Raytheon Technologies illustration of its Glide Interceptor Program concept technology.

Pentagon Picks Two Hypersonic Interceptor Concepts

June 27, 2022
Raytheon and Northrop have each been granted new awards worth roughly $40 million to continue developing prototype technologies for tracking and destroying incoming hypersonic missiles.

Raytheon Technologies Co and Northrop Grumman Corp have drawn U.S. Dept. of Defense contract modifications to continue developing missiles able to intercept hypersonic weapons.

Hypersonic weapons are high-speed (Mach 5 or above) weapons that travel at suborbital heights, making them difficult for air-defense systems to track and intercept due to their speed and maneuverability. They have been named a top developmental priority for the U.S. Dept. of Defense, amid evidence of China’s successful tests of hypersonic weapons this year.

The Raytheon contract modification is valued at $41.5 million, increasing the total value of the agreement to $62.5 million. Raytheon’s assignment is to continue to refine its interceptor missile concept, toward a review of the system requirements for a prototype. 

The Northrop Grumman award is worth $41.4 million and raises the total value of its agreement to $60.4 million. This contract modification calls for Northrop to continue developing its interceptor missile concept toward a review of the prototype. 

Both of these contracts are for work to be completed by February 15, 2023

The U.S. Missile Defense Agency overseeing the Glide Interceptor Program, which aims to develop weapons that can track and destroy hypersonic missiles as they re-enter Earth atmosphere on track for a target.

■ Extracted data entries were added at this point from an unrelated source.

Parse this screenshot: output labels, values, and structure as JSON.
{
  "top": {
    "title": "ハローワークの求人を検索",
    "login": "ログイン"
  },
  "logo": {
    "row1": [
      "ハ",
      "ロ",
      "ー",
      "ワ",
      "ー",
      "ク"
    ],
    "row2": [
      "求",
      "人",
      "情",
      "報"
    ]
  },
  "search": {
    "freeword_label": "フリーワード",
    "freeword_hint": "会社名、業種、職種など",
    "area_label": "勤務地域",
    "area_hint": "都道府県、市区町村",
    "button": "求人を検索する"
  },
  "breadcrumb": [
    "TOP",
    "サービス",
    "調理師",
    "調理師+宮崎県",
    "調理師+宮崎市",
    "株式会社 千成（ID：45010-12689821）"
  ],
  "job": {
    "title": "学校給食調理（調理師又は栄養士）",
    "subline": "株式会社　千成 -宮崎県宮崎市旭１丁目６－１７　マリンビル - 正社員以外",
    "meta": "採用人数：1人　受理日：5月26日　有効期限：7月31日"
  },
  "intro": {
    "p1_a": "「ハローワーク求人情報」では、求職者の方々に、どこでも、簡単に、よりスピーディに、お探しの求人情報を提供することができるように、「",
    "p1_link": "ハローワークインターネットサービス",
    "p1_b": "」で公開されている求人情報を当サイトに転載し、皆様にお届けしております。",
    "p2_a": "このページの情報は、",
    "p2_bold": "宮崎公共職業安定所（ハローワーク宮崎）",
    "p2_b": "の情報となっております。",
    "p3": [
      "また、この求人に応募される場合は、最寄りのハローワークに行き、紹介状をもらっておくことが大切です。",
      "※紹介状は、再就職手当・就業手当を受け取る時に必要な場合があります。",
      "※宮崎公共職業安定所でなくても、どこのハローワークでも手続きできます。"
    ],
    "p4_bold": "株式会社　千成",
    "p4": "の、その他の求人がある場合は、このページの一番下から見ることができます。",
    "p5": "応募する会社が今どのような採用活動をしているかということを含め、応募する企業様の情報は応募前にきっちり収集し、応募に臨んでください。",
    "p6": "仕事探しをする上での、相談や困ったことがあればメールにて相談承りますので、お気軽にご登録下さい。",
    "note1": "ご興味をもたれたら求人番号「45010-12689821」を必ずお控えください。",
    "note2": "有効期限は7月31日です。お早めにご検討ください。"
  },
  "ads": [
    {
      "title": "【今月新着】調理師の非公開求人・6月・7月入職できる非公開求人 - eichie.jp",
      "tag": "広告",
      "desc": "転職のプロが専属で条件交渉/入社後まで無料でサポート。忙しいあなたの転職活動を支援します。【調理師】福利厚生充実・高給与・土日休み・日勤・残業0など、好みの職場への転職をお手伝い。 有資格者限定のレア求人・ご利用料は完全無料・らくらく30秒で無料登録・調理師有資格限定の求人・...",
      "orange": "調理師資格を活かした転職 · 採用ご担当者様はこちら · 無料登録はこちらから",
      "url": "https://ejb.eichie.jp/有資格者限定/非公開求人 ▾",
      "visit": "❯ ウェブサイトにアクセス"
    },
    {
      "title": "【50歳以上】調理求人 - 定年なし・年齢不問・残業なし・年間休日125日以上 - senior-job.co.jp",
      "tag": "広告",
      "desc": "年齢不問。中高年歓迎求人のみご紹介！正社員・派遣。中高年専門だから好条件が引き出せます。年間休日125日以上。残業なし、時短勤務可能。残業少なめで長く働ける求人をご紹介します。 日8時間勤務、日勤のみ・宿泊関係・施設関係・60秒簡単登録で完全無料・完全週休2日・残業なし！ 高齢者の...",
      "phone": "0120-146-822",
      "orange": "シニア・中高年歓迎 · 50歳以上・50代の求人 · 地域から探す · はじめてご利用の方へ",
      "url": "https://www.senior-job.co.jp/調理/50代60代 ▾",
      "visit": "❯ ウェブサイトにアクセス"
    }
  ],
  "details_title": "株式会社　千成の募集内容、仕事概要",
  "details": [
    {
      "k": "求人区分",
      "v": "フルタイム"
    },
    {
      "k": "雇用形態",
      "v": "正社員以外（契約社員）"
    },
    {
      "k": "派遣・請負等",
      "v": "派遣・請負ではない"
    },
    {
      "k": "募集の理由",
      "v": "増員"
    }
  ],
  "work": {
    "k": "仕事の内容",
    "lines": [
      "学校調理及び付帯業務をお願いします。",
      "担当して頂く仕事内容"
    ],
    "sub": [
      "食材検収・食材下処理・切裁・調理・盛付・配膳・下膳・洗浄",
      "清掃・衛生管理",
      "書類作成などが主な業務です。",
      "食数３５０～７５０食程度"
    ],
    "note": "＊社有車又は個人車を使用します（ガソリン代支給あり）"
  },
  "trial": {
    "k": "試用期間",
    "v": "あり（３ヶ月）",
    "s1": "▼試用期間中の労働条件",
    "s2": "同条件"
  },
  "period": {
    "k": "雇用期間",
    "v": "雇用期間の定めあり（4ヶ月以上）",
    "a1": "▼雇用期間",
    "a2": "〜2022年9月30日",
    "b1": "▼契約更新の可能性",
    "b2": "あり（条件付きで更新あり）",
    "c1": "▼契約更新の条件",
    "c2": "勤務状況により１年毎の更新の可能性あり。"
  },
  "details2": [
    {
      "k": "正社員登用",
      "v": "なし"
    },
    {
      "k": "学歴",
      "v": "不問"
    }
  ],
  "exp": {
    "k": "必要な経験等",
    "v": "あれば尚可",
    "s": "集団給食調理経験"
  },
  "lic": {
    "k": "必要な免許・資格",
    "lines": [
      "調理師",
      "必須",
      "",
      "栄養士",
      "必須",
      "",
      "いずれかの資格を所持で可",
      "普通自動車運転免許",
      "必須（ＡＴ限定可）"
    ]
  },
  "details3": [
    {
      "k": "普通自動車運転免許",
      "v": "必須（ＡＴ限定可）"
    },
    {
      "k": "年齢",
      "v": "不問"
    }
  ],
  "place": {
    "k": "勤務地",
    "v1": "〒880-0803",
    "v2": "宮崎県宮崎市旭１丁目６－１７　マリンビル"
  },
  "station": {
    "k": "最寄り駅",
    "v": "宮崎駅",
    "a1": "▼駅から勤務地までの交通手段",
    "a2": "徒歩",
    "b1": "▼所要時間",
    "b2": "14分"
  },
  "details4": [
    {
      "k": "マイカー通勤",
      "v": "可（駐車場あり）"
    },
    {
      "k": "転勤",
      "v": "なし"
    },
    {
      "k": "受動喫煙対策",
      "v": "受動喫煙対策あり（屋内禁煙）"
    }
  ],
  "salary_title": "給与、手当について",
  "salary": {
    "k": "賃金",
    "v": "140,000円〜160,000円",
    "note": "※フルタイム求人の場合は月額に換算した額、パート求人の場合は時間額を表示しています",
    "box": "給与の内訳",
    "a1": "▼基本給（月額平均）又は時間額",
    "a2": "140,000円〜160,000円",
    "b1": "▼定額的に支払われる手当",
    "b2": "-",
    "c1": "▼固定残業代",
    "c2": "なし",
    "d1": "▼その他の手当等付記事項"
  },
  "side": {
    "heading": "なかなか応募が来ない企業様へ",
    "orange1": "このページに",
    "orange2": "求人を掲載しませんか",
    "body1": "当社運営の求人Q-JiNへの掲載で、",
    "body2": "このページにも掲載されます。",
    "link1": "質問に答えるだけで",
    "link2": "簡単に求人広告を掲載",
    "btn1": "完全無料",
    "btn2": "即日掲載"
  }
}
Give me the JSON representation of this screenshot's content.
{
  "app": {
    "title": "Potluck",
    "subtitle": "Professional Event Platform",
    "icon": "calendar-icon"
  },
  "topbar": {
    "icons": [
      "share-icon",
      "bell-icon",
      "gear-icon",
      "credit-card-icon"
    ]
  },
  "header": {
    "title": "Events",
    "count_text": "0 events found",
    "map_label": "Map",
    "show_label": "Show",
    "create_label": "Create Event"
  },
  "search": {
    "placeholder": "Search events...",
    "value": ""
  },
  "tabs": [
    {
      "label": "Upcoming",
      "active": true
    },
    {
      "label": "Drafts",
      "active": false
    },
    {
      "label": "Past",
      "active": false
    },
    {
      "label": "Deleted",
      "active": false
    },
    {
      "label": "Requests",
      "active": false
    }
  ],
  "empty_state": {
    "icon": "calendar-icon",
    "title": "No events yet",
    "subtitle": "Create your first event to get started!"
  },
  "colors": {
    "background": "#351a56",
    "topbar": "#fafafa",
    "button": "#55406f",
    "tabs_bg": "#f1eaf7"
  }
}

Lockheed Martin had been included among the contractors chosen in November 2021 for initial contracts to develop prototypes for the Glide Interceptor Program. While it is now not involved in the next stage of that program, Lockheed is competing (versus Raytheon) to develop an air-launched hypersonic missile system, for a U.S. Air Force and Defense Advanced Research Projects Agency (DARPA) program called the Hypersonic Air-breathing Weapon Concept (HAWC) effort. An April test of that prototype Lockheed hypersonic missile flew at five times the speed of sound “for an extended period,” and was declared a success by DARPA and the Pentagon.